# Professional clasp hard to open



## asdf205 (Dec 27, 2012)

The clasp on my Emergency seems quite hard to open. It is certainly harder then the clasp of the other professional bracelets I have had in the past. Is there any way to adjust it at all?


----------



## SnapIT (Apr 29, 2005)

Have you tried a very small amount lube like vaseline on the mating points of the clasp. Bending titanium is tough and not easily controlled. The lube may just provide the small amount of relief you're looking for. The other method is to use a lead pencil on the same contact points. An old but good locksmiths trick.


----------



## asdf205 (Dec 27, 2012)

Sorry I should have mentioned it is an Emergency Mission so it has the stainless steel bracelet. What sort of lube would you recommend?


----------



## O2AFAC67 (Feb 8, 2006)

asdf205 said:


> Sorry I should have mentioned it is an Emergency Mission so it has the stainless steel bracelet. What sort of lube would you recommend?

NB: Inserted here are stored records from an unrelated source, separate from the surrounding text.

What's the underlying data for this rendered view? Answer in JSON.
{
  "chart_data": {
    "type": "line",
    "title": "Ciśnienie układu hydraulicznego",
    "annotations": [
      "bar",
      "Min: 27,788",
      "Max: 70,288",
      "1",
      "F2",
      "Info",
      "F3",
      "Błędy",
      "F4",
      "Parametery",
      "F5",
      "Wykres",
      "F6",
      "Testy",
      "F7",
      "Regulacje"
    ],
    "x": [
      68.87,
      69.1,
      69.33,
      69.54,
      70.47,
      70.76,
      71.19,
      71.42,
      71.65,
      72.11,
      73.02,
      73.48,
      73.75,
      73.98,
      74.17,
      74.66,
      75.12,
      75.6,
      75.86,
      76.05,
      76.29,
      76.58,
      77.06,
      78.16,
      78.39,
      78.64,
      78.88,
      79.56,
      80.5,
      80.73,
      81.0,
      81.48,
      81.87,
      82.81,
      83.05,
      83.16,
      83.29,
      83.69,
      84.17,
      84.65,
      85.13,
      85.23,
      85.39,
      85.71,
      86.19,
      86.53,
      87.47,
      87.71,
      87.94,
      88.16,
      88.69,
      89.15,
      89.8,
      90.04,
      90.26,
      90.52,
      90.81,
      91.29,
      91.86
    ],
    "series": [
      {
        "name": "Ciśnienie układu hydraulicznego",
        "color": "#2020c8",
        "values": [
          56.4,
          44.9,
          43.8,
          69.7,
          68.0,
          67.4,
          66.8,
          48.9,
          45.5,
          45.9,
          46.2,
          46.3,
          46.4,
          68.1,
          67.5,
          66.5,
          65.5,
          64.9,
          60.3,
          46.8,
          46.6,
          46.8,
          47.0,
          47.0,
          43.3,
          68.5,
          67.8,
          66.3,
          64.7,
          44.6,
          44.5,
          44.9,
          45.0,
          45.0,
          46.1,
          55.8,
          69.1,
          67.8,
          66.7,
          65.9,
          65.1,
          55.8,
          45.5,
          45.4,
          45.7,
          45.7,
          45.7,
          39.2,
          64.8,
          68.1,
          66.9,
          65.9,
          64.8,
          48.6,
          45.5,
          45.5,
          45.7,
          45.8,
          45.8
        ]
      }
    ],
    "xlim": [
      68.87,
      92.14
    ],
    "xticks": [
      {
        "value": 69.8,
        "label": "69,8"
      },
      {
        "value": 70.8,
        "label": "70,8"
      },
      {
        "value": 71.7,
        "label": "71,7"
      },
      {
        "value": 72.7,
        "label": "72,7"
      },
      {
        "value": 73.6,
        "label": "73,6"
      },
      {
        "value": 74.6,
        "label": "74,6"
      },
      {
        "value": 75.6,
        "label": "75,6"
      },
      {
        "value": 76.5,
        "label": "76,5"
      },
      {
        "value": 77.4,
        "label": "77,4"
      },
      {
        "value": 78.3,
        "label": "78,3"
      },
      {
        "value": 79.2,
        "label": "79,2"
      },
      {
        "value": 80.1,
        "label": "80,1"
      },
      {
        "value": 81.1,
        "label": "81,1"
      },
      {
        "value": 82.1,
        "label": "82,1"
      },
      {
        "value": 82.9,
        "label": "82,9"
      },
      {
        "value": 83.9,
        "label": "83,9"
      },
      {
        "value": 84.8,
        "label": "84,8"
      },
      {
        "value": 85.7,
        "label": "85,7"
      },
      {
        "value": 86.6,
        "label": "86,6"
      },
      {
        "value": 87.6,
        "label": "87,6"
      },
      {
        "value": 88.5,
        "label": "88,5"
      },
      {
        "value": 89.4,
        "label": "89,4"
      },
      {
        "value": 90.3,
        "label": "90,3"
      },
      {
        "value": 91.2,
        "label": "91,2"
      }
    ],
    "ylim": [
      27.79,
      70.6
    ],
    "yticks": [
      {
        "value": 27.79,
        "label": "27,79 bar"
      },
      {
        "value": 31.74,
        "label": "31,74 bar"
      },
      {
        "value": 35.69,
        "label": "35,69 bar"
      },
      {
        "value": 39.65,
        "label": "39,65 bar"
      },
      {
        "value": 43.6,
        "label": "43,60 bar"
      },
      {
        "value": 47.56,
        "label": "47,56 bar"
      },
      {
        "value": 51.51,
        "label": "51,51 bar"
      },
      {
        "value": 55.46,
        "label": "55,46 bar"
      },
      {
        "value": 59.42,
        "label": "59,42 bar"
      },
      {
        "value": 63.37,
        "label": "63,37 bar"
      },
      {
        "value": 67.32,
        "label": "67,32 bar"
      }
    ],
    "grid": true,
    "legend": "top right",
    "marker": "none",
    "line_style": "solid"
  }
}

Same as SnapIt mentioned for the titanium E, vaseline or the graphite from a pencil lead. You didn't mention whether the tightness was the clasp itself (T-bar fit) or the safety latch which is released with your fingernail. If it is the safety latch, SnapIt's advice is perfect. If it is the clasp itself, you may need to also read this sticky post from our "Articles" section above this forum... https://www.watchuseek.com/f39/deployant-clasp-adjustment-procedure-241590.html
Hope this helps. 
Best,
Ron


----------